Rights group says Lebanon electricity crisis deepens poverty
BEIRUT (AP) — Since the collapse of Lebanon’s state power grid, many middle and working class families have been forced to spend most of their monthly income to pay shady neighborhood businessmen running private generators.
Still, they go without electricity for nearly half the day, according to a report by Human Rights Watch released Thursday. The situation threatens to deepen the poverty of this tiny Mediterranean country embroiled in a devastating economic meltdown.
In the report, the New York-based watchdog documented the struggles of over 1,200 lower-income households in Lebanon
Pushed to the bring of bankruptcy, the state-run power company now provides the Lebanese with less than three hours of power a day. Most families told HRW they compromise on food, education, medications and other basic needs to pay for supplemental electricity.

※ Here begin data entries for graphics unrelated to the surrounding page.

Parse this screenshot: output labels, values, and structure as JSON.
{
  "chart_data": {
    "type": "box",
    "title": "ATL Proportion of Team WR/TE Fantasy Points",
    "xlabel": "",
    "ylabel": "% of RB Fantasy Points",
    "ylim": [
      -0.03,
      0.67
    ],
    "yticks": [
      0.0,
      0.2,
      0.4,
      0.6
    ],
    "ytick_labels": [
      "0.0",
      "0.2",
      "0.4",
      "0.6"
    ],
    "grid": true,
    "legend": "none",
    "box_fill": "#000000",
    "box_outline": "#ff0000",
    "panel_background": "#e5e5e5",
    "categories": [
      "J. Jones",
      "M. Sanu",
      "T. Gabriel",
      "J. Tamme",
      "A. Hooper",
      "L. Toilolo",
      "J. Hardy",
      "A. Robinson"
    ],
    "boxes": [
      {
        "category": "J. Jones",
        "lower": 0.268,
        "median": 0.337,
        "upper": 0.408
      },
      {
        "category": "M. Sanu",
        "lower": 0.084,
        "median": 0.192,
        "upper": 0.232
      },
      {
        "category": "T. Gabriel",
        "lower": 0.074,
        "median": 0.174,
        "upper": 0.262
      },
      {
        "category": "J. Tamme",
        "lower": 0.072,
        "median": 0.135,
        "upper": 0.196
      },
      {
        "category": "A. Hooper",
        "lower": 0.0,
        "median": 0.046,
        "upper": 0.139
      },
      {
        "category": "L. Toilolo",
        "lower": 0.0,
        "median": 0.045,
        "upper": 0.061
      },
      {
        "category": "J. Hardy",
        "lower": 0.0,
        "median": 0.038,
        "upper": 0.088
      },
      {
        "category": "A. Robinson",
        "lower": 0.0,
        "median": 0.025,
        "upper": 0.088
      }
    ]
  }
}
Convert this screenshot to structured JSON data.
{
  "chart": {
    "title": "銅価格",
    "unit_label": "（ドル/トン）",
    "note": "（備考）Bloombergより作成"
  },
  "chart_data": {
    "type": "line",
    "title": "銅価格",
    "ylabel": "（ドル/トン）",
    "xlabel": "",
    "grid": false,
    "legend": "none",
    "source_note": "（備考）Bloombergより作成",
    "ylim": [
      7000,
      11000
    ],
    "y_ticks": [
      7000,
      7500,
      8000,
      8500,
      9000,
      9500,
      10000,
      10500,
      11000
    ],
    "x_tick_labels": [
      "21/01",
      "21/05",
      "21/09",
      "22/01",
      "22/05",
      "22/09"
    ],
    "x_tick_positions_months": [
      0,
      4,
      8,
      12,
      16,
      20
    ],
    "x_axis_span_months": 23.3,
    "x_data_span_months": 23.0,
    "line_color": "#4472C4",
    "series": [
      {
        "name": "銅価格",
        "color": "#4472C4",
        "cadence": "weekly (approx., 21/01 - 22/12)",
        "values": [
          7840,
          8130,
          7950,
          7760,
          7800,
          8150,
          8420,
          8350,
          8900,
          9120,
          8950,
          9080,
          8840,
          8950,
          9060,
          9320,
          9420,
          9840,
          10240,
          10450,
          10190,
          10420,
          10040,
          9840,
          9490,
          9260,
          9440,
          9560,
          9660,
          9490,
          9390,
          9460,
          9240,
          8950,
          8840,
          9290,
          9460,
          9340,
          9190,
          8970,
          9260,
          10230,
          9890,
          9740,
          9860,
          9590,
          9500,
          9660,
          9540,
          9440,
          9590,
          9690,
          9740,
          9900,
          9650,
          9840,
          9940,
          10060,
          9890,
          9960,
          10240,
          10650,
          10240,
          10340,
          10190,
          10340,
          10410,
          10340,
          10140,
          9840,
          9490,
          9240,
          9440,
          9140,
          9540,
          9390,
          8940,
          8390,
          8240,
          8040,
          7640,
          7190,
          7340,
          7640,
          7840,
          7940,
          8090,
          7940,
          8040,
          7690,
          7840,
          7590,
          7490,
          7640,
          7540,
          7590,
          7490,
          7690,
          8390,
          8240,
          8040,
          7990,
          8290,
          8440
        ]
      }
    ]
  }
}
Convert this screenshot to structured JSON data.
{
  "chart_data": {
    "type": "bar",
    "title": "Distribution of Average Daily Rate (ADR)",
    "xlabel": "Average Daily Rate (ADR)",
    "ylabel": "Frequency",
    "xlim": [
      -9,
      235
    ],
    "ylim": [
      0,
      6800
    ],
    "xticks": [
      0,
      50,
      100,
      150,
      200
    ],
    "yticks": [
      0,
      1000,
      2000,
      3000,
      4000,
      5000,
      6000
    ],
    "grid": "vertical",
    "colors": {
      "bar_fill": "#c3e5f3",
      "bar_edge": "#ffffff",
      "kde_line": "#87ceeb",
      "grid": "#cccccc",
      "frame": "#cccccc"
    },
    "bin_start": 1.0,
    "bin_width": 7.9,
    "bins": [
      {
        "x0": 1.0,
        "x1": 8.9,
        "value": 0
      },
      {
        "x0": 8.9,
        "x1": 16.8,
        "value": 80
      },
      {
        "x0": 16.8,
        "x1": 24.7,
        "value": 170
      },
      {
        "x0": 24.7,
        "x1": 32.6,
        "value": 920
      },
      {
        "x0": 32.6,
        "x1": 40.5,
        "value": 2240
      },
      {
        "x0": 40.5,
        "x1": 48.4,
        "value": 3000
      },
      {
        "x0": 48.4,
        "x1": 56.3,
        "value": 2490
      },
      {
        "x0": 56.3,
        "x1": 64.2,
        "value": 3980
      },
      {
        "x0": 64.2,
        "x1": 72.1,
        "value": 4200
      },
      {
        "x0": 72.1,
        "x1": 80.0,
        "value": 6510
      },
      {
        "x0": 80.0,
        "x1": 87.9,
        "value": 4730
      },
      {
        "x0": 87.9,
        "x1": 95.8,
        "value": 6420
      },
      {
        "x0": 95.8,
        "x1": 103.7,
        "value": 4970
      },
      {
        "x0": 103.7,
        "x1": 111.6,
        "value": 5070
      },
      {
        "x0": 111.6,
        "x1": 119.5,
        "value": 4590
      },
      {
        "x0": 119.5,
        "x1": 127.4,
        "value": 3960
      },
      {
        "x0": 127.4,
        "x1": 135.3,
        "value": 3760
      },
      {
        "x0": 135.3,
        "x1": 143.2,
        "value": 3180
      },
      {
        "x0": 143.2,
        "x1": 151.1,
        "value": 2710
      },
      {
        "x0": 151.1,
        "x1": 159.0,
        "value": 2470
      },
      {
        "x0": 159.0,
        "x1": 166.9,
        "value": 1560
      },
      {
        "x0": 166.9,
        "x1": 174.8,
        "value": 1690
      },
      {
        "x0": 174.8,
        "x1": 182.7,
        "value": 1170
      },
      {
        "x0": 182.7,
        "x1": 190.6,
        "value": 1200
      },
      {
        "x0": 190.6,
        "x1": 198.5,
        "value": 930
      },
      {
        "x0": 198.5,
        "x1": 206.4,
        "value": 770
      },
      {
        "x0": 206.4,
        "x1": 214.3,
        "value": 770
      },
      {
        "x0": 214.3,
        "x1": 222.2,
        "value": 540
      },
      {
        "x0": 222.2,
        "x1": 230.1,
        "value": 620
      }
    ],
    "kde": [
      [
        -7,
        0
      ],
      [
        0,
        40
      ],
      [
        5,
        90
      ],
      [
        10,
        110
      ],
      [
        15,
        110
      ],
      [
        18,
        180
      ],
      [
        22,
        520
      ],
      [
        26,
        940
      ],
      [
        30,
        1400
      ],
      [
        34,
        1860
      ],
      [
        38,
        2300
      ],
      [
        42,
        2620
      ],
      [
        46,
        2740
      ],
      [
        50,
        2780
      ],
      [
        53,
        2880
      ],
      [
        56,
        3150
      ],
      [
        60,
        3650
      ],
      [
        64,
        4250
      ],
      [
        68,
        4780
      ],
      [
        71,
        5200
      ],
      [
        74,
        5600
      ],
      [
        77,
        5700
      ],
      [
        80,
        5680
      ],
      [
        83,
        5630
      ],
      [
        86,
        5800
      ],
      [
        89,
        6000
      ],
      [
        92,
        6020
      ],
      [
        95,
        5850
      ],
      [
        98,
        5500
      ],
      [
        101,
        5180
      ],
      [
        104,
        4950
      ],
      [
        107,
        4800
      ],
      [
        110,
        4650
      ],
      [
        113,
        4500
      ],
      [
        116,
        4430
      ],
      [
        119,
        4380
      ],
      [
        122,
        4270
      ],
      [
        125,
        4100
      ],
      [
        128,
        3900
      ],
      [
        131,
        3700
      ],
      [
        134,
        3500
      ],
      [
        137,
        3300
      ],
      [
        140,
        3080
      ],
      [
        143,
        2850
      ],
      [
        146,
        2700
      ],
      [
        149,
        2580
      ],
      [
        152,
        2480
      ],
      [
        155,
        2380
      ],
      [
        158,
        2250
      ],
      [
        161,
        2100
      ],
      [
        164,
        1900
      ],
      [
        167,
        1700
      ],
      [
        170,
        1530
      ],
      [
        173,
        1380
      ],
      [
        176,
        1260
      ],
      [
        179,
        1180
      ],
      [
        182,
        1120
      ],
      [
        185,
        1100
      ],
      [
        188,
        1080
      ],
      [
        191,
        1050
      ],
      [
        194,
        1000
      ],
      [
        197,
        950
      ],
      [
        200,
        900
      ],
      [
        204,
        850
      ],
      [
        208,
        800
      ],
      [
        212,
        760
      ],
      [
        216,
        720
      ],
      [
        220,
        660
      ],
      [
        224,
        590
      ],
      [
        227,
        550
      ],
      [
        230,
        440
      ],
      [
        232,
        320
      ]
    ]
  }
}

According to the report, generator bills take up about 44% of the average family’s monthly income, and twice that for the country’s poorer families. HRW cited as median monthly income in Lebanon $122, with 40% of the households earning approximately $100 or less a month and 90% earning less than $377 per month.
Most families surveyed also told HRW that expensive generator bills have impacted their ability to pay for food and pay for medical and other crucial services.
Meanwhile, a fifth of the families cited in the report — the poorest among the interviewed — said they could not afford to pay for generator electricity, leaving them in the dark for all but a few hours a day.
The burden of Lebanon’s power shortages is “disproportionately borne by the poor,” said Lama Fakih, HRW’s director for Mideast and North Africa, said at a news conference presenting the report.
The situation “exacerbates inequality, pushes people into situation that violates their human rights, and hinders their access to food, water, and health,” said Brian Root, a senior analyst who worked on the report.
Since Lebanon’s economic crisis erupted in 2019, following decades of rampant corruption and political and financial mismanagement, over three-quarters of the population of 6 million has been plunged into poverty and struggles to get by amid some of the world’s highest inflation rates.
Lebanon’s blackouts increased substantially two years ago, when the cash-strapped government could no longer afford importing fuel for its power plants. And while much of the world has looked to renewable sources of energy to tackle climate change, Lebanon relies on noisy, polluting, and expensive private diesel generators to keep the lights on.
The International Monetary Fund, the World Bank, and experts have urged Lebanon for years to restructure its electricity sector but authorities have stalled on a host of reforms required for the IMF to approve a bailout program and for the World Bank to put through an electricity deal that would provide natural gas from Egypt through Syria to boost Lebanon’s state-run power grid.
Fakih said at the news conference that HRW researchers met with Lebanese officials, including several ministers, but they mostly blamed one another or complained of being obstructed in doing their work.
“These kinds of excuses are undermining the ability for Lebanon to deal with its crisis today,” she said. “We need a commitment from government to take this head-on.”